Shale according to Moore, is not necessarily as cost effective a fuel as it is widely perceived to be.  Ever increasing volumes of natural gas has kept its treatment and transportation costs high. In addition shale also poses numerous environmental risks which are likely to impact the price of extraction.

Shale, like all fuel commodities is regulated by world governments.  Not all nations will openly embrace it as the United States has; this keeps the fuel from reaching its full profit potential.  Moore notes that worldwide demand for shale is:

Hostage to a series of geopolitical economic, and financial considerations...not investment.

$180 a barrel?

The International Monetary Fund's recent report, Geology vs Technology predicts the price of oil could double over the next decade!

IMF's prediction expects growth in demand will induce increased prices; accounting for inflation, the price of oil will reach $180 barrel by decade's end.

kakol2013oilfig314Jan

To keep pace with GDP growth, oil production must increase.  To facilitate this production, investment needs to be poured into procurement; the result is an increased real price of oil.

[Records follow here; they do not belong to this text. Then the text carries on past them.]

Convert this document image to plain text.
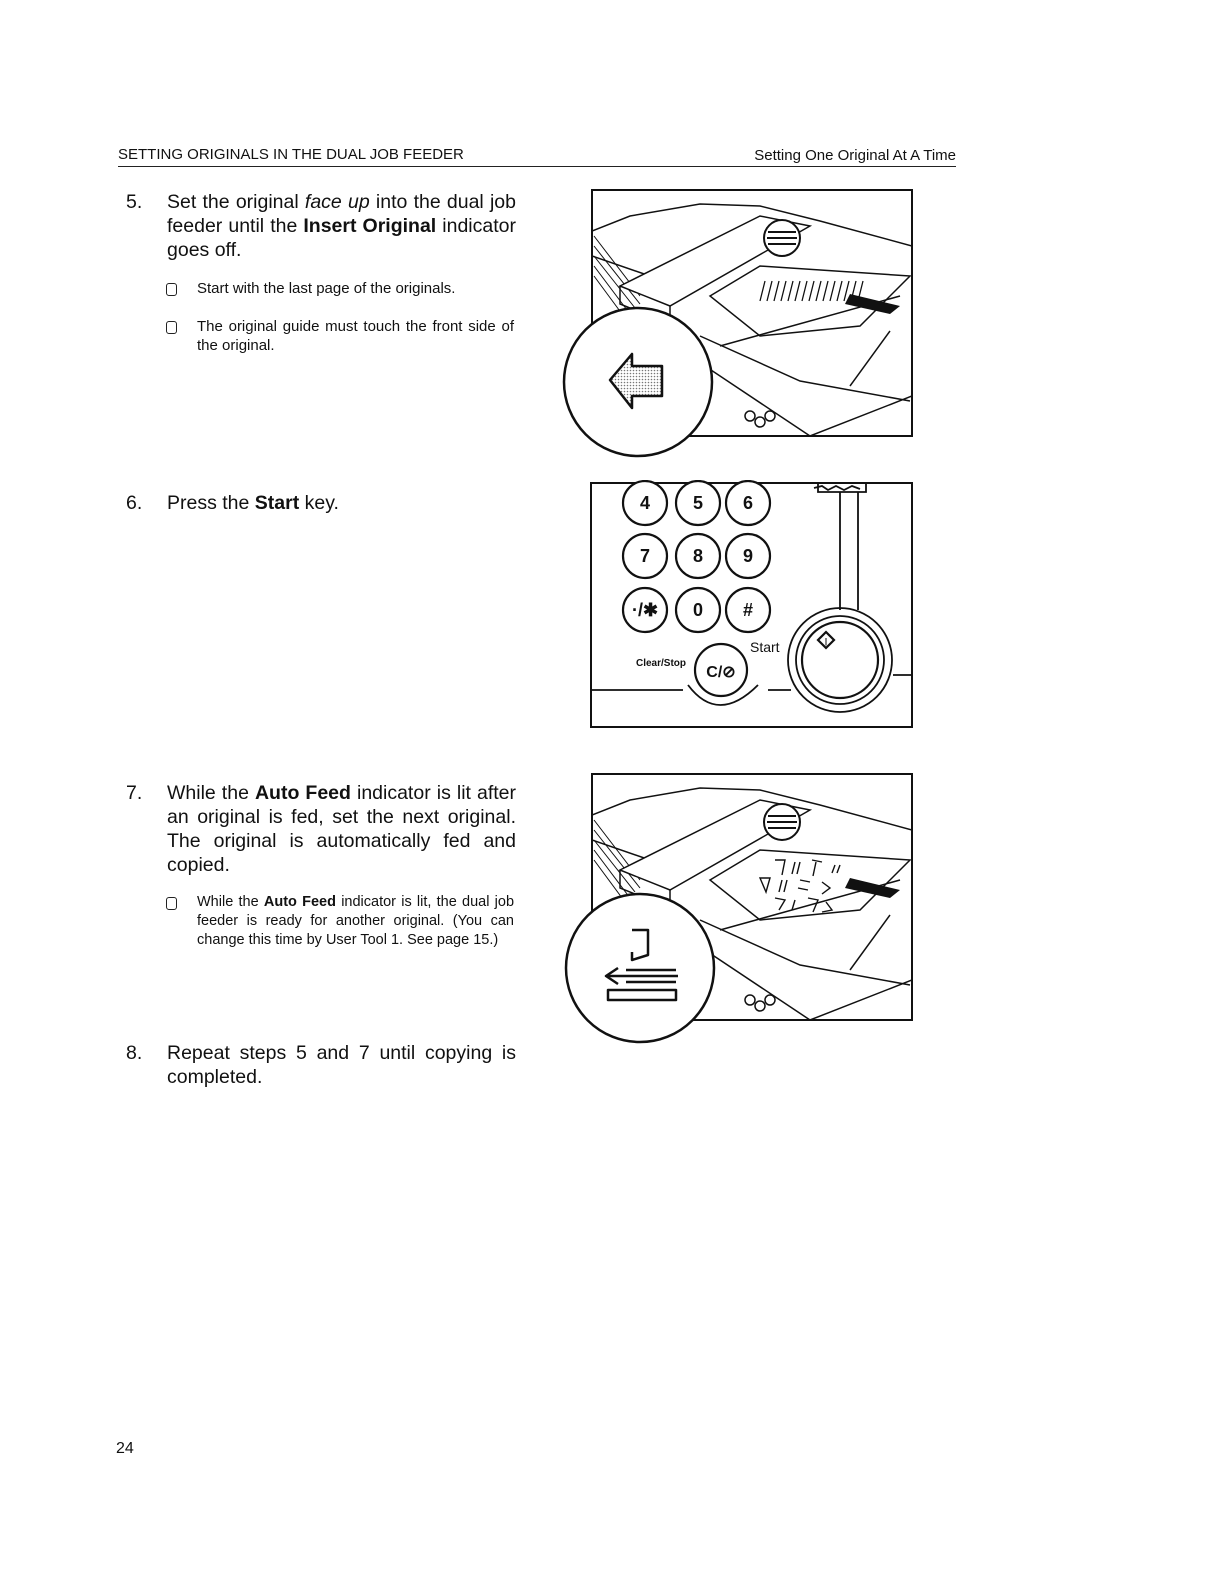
SETTING ORIGINALS IN THE DUAL JOB FEEDER	Setting One Original At A Time
5. Set the original face up into the dual job feeder until the Insert Original indicator goes off.
Start with the last page of the originals.
The original guide must touch the front side of the original.
6. Press the Start key.	4 5 6
7 8 9
·/✱ 0 #
Start	|
Clear/Stop
C/⊘
7. While the Auto Feed indicator is lit after an original is fed, set the next original. The original is automatically fed and copied.
While the Auto Feed indicator is lit, the dual job feeder is ready for another original. (You can change this time by User Tool 1. See page 15.)
8. Repeat steps 5 and 7 until copying is completed.
24
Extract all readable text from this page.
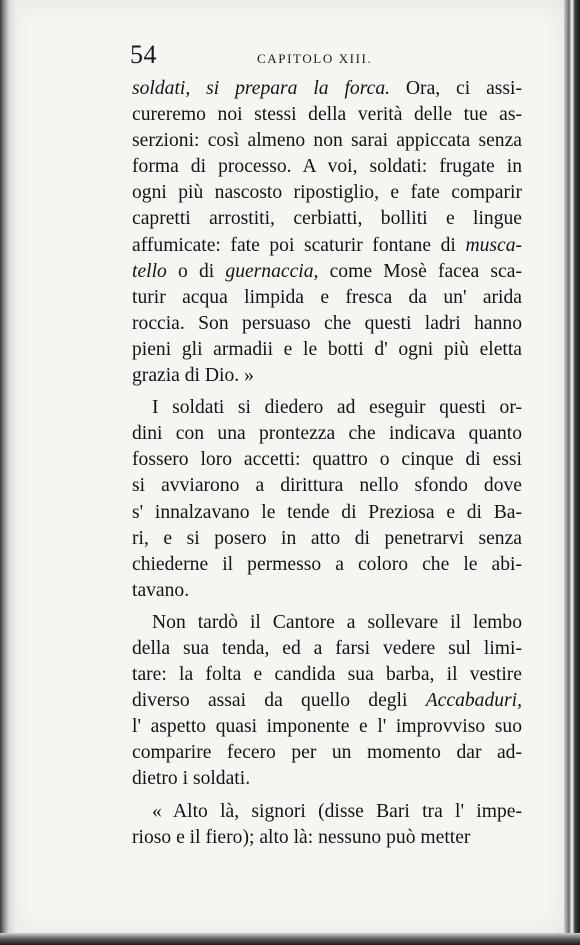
54	CAPITOLO XIII.
soldati, si prepara la forca. Ora, ci assi-
cureremo noi stessi della verità delle tue as-
serzioni: così almeno non sarai appiccata senza
forma di processo. A voi, soldati: frugate in
ogni più nascosto ripostiglio, e fate comparir
capretti arrostiti, cerbiatti, bolliti e lingue
affumicate: fate poi scaturir fontane di musca-
tello o di guernaccia, come Mosè facea sca-
turir acqua limpida e fresca da un' arida
roccia. Son persuaso che questi ladri hanno
pieni gli armadii e le botti d' ogni più eletta
grazia di Dio. »
I soldati si diedero ad eseguir questi or-
dini con una prontezza che indicava quanto
fossero loro accetti: quattro o cinque di essi
si avviarono a dirittura nello sfondo dove
s' innalzavano le tende di Preziosa e di Ba-
ri, e si posero in atto di penetrarvi senza
chiederne il permesso a coloro che le abi-
tavano.
Non tardò il Cantore a sollevare il lembo
della sua tenda, ed a farsi vedere sul limi-
tare: la folta e candida sua barba, il vestire
diverso assai da quello degli Accabaduri,
l' aspetto quasi imponente e l' improvviso suo
comparire fecero per un momento dar ad-
dietro i soldati.
« Alto là, signori (disse Bari tra l' impe-
rioso e il fiero); alto là: nessuno può metter
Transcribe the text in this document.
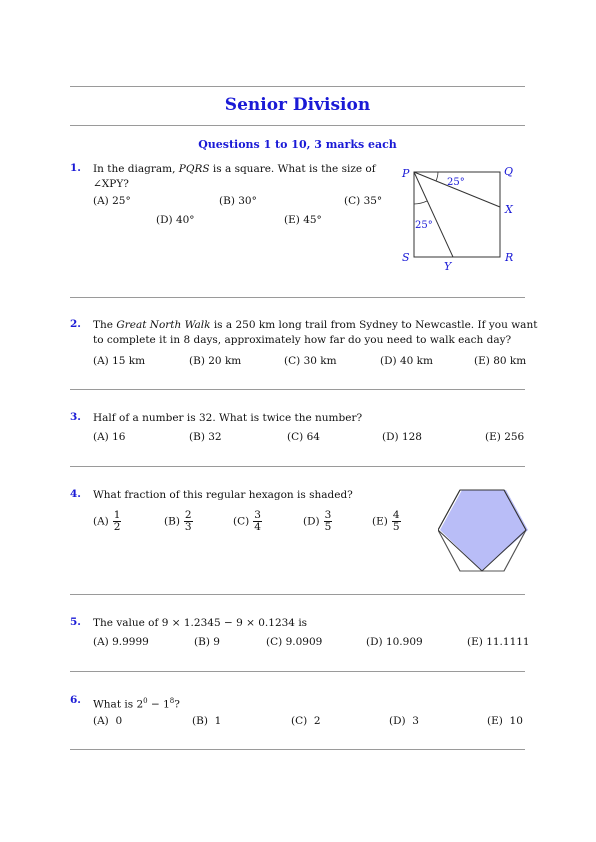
Senior Division
Questions 1 to 10, 3 marks each
1. In the diagram, PQRS is a square. What is the size of
∠XPY?
(A) 25°	(B) 30°	(C) 35°
(D) 40°	(E) 45°
P	Q
X
R
S
Y
25°
25°
2. The Great North Walk is a 250 km long trail from Sydney to Newcastle. If you want
to complete it in 8 days, approximately how far do you need to walk each day?
(A) 15 km	(B) 20 km	(C) 30 km	(D) 40 km	(E) 80 km
3. Half of a number is 32. What is twice the number?
(A) 16	(B) 32	(C) 64	(D) 128	(E) 256
4. What fraction of this regular hexagon is shaded?
$(A) \frac{1}{2}$	$(B) \frac{2}{3}$	$(C) \frac{3}{4}$	$(D) \frac{3}{5}$	$(E) \frac{4}{5}$
5. The value of 9 × 1.2345 − 9 × 0.1234 is
(A) 9.9999	(B) 9	(C) 9.0909	(D) 10.909	(E) 11.1111
6. What is $2^0 - 1^8$?
(A)  0	(B)  1	(C)  2	(D)  3	(E)  10
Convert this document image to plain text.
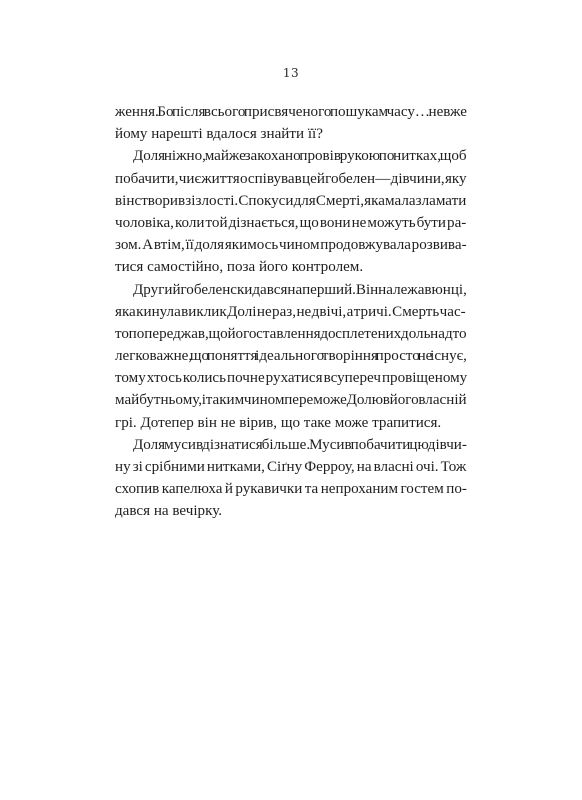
13
ження. Бо після всього присвяченого пошукам часу… невже
йому нарешті вдалося знайти її?
Доля ніжно, майже закохано провів рукою по нитках, щоб
побачити, чиє життя оспівував цей гобелен — дівчини, яку
він створив зі злості. Спокуси для Смерті, яка мала зламати
чоловіка, коли той дізнається, що вони не можуть бути ра-
зом. А втім, її доля якимось чином продовжувала розвива-
тися самостійно, поза його контролем.
Другий гобелен скидався на перший. Він належав юнці,
яка кинула виклик Долі не раз, не двічі, а тричі. Смерть час-
то попереджав, що його ставлення до сплетених доль надто
легковажне, що поняття ідеального творіння просто не існує,
тому хтось колись почне рухатися всупереч провіщеному
майбутньому, і таким чином переможе Долю в його власній
грі. Дотепер він не вірив, що таке може трапитися.
Доля мусив дізнатися більше. Мусив побачити цю дівчи-
ну зі срібними нитками, Сіґну Ферроу, на власні очі. Тож
схопив капелюха й рукавички та непроханим гостем по-
дався на вечірку.
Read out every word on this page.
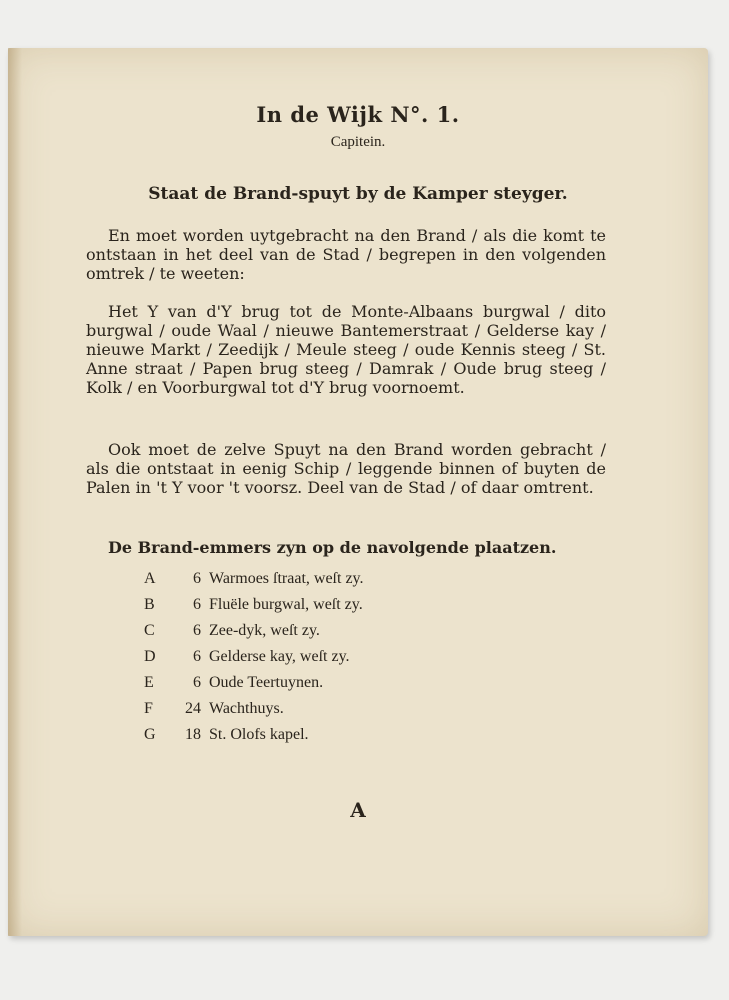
In de Wijk N°. 1.
Capitein.
Staat de Brand-spuyt by de Kamper steyger.
En moet worden uytgebracht na den Brand / als die komt te ontstaan in het deel van de Stad / begrepen in den volgenden omtrek / te weeten:
Het Y van d'Y brug tot de Monte-Albaans burgwal / dito burgwal / oude Waal / nieuwe Bantemerstraat / Gelderse kay / nieuwe Markt / Zeedijk / Meule steeg / oude Kennis steeg / St. Anne straat / Papen brug steeg / Damrak / Oude brug steeg / Kolk / en Voorburgwal tot d'Y brug voornoemt.
Ook moet de zelve Spuyt na den Brand worden gebracht / als die ontstaat in eenig Schip / leggende binnen of buyten de Palen in 't Y voor 't voorsz. Deel van de Stad / of daar omtrent.
De Brand-emmers zyn op de navolgende plaatzen.
A	6 Warmoes ſtraat, weſt zy.
B	6 Fluële burgwal, weſt zy.
C	6 Zee-dyk, weſt zy.
D	6 Gelderse kay, weſt zy.
E	6 Oude Teertuynen.
F	24 Wachthuys.
G	18 St. Olofs kapel.
A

Perhaps the greatest concern that should follow a near doubling of fuel prices is the possibility of another economic downturn.  According to the IMF team, the fuel prices of 2008, "may have played an important role in driving the world economy into a deep recession".

All of this analysis validates that there isn't a conclusive model to predict where fuel prices will trend in the coming years.  Remember macroeconomic  models alone can't necessarily gauge how governments will react to changing oil prices.   Furthermore, these models can't see how technological advances such as Fracking will affect consumption.  As with any commodity, investment decisions need to promote diversity.  I'll close with a statement from Kent Moore:

As has always been the case, in every pricing cycle of the past decade, central essential goods always weather the storm (hurricane or otherwise). And energy is the most central of all.